6. Delaying Gratification Our brain is naturally inclined to move away from pain and towards pleasure, to seek what is easy and comfortable. But I learned that the more you can delay gratification, the better your life will be in the future. 

It feels better in the moment to eat that dessert, watch another Netflix episode, or skip the gym, but that’s not going to help future me. I heard of the concept of the rocking chair version of yourself—imagine the 80-year-old version of yourself who can’t move like you used to, who doesn’t have the time and energy to do what your younger self could. Make every decision based on what would make that rocking chair version of yourself proud.

Most of the time, the instantly gratifying option is not the right one. So, I try to suck it up and do the thing that will improve my future life. I still indulge occasionally, but 90% of the time, I choose delayed gratification.

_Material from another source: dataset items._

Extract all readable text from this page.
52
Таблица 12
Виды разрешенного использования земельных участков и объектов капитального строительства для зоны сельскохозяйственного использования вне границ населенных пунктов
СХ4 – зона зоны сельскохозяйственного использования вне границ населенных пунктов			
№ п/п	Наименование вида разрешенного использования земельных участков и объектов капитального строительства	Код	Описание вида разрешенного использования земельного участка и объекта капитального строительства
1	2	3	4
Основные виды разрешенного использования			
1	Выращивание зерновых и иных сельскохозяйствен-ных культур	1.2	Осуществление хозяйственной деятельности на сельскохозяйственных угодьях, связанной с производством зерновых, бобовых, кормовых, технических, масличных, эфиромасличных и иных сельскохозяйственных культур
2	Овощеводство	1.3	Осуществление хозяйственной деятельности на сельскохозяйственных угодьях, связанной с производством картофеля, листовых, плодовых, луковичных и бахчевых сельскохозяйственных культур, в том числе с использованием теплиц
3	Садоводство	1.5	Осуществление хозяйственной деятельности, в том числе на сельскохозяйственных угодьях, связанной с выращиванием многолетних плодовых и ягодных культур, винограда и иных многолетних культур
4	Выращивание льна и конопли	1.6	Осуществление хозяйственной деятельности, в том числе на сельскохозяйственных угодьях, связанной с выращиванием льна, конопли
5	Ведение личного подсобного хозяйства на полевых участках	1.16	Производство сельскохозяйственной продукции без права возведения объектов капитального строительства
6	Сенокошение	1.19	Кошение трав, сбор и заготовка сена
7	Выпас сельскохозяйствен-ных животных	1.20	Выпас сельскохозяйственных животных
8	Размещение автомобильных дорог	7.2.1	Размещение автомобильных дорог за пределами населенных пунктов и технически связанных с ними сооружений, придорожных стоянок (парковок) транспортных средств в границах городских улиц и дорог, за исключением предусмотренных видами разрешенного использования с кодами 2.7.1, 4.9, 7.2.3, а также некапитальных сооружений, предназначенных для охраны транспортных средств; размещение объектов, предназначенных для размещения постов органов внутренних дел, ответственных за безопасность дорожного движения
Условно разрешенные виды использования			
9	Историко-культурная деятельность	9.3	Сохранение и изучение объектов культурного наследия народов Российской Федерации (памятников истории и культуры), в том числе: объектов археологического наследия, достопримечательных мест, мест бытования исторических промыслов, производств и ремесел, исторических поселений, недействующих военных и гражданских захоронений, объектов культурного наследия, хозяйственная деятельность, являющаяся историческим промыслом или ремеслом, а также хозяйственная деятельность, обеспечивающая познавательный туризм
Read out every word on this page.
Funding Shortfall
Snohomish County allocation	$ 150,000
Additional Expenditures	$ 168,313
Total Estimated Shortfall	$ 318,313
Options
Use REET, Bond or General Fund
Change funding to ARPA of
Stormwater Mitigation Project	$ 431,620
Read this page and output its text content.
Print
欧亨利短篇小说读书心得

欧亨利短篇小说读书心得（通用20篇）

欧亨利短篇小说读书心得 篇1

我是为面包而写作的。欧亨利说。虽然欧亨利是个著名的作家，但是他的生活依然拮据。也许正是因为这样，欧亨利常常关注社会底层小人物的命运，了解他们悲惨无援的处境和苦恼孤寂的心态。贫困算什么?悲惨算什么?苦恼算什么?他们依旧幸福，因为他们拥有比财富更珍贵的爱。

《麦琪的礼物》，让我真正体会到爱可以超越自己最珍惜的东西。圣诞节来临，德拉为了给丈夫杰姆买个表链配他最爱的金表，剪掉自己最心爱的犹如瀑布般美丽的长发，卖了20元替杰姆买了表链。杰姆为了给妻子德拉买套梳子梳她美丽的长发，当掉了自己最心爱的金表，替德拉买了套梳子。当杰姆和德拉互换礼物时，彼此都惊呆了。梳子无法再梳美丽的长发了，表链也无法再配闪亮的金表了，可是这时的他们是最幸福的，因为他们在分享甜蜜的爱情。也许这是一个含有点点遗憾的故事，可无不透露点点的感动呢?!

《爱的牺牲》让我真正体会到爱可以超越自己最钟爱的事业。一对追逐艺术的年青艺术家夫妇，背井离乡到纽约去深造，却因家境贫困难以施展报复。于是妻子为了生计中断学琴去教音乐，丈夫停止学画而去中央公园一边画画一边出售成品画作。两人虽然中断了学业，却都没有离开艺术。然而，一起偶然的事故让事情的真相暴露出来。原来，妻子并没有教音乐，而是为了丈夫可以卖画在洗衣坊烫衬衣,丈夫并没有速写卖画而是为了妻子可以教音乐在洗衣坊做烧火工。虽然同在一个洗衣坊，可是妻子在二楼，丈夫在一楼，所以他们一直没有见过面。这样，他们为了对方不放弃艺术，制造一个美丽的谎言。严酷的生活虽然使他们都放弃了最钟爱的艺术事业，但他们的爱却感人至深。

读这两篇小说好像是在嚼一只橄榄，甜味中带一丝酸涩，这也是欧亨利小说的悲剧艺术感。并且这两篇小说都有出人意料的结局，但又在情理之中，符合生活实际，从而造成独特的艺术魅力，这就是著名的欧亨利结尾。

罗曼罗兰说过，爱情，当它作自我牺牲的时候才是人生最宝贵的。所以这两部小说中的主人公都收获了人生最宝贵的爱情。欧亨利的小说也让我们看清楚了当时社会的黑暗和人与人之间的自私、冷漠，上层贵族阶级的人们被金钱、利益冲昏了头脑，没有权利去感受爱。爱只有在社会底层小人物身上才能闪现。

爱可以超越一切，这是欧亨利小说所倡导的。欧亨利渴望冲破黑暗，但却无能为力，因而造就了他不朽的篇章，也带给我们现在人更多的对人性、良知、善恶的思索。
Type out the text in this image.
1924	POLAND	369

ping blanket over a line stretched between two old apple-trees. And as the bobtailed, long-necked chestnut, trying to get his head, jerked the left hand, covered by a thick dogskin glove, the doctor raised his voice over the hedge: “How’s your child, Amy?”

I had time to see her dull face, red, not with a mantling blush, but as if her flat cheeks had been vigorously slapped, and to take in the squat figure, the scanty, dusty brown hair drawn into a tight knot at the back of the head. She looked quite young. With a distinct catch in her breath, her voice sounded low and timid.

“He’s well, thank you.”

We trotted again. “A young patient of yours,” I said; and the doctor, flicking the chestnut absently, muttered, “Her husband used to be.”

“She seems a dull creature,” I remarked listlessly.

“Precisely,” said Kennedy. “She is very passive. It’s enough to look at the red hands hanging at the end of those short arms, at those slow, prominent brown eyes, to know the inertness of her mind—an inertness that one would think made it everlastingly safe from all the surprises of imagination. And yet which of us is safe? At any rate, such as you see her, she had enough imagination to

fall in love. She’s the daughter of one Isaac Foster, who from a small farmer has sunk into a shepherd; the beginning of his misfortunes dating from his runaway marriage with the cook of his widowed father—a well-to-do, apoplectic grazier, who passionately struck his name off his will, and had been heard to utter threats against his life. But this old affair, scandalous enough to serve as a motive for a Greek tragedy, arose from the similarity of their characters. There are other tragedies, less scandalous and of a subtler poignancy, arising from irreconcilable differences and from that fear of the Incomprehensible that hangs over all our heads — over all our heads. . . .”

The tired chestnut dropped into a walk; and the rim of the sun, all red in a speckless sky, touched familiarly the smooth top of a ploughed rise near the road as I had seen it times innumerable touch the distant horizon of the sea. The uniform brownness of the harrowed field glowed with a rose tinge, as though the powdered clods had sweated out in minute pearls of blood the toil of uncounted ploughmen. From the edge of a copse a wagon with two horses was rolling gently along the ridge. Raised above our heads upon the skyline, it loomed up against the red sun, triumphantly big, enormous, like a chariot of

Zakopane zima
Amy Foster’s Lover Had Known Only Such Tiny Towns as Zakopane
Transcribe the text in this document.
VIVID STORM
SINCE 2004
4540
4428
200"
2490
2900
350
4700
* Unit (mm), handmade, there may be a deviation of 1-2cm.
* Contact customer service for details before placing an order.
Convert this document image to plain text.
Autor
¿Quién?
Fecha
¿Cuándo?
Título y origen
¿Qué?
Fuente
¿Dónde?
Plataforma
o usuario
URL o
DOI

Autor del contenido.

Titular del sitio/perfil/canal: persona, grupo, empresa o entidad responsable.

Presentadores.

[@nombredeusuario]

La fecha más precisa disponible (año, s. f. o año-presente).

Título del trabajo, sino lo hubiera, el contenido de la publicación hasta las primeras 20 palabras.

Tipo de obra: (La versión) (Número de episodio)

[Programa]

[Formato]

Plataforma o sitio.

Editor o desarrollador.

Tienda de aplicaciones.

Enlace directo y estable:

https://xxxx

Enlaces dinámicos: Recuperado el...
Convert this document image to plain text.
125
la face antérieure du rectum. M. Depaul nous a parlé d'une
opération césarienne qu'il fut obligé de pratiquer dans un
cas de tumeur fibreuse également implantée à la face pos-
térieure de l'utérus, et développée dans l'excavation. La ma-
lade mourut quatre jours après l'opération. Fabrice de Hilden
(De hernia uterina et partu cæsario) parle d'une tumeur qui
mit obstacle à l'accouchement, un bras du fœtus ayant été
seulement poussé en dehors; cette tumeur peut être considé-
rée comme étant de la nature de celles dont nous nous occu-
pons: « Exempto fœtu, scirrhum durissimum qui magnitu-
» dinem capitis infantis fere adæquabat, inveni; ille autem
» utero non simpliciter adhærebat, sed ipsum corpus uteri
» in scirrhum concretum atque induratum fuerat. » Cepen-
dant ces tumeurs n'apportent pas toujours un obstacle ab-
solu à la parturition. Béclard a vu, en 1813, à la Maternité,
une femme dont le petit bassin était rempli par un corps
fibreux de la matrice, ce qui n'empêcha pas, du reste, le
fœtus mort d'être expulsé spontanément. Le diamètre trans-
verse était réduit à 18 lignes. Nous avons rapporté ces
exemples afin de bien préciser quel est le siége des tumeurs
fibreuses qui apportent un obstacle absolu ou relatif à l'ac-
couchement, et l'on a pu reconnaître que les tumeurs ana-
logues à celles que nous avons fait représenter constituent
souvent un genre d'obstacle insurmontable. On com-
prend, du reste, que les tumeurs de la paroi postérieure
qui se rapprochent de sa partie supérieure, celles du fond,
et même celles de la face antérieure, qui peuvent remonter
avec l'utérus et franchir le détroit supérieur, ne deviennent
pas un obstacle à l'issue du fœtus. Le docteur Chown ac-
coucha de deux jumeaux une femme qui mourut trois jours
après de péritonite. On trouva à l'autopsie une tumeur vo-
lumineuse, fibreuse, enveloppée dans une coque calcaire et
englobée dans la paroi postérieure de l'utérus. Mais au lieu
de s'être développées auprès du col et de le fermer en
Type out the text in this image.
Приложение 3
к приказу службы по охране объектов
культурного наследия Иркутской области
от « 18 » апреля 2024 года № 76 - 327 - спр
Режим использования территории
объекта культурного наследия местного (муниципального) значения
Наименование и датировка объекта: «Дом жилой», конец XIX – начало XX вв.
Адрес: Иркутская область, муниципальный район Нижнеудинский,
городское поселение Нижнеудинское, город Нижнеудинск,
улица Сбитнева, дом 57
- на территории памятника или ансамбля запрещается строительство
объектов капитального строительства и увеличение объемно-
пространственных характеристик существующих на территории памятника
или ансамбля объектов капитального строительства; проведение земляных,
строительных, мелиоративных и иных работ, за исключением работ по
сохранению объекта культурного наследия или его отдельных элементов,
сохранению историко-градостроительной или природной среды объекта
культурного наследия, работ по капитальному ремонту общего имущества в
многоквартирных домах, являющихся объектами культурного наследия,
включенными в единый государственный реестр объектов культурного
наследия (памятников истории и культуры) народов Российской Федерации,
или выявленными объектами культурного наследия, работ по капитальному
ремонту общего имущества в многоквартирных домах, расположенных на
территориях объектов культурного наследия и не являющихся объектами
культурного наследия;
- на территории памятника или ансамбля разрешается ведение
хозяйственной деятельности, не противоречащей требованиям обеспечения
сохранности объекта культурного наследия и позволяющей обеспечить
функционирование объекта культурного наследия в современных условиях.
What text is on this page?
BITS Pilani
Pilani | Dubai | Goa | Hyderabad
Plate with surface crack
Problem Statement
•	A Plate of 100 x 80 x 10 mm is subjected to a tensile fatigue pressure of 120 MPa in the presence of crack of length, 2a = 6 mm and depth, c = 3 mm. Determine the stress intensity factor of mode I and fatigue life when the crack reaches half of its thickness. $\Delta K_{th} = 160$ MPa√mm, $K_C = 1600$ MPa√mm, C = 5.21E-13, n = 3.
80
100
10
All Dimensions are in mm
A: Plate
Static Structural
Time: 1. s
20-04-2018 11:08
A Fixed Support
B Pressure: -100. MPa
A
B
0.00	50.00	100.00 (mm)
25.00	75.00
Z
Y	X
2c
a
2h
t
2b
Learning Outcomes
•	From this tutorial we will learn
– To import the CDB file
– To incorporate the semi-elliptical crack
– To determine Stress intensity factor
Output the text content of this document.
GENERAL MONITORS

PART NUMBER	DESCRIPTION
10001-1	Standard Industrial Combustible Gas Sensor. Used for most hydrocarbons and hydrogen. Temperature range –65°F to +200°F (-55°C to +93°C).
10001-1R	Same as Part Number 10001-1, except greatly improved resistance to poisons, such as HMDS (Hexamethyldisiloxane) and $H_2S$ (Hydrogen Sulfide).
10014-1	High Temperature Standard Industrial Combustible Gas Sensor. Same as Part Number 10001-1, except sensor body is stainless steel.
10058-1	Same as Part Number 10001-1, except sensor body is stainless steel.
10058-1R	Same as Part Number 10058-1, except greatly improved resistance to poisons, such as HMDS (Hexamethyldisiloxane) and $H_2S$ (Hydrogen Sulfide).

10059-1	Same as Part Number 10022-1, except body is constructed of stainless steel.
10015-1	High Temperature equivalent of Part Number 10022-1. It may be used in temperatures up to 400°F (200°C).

7. Extreme Accountability Lastly, this is more of a mindset than a habit, but it’s arguably the thing that made the most difference in my life in this past decade. 

Once I switched from a victim mindset to an extreme accountability mindset, I saw the most growth. I used to think if only I was raised differently, looked differently, or lived in a different place, my life would be better. It kept me focused on externalities rather than looking inwards.

I remember the day I made the switch clearly. It was my first day at the corporate job I had been working towards, and reality hit me. It felt like a glass shattered, allowing me to see reality for what it was.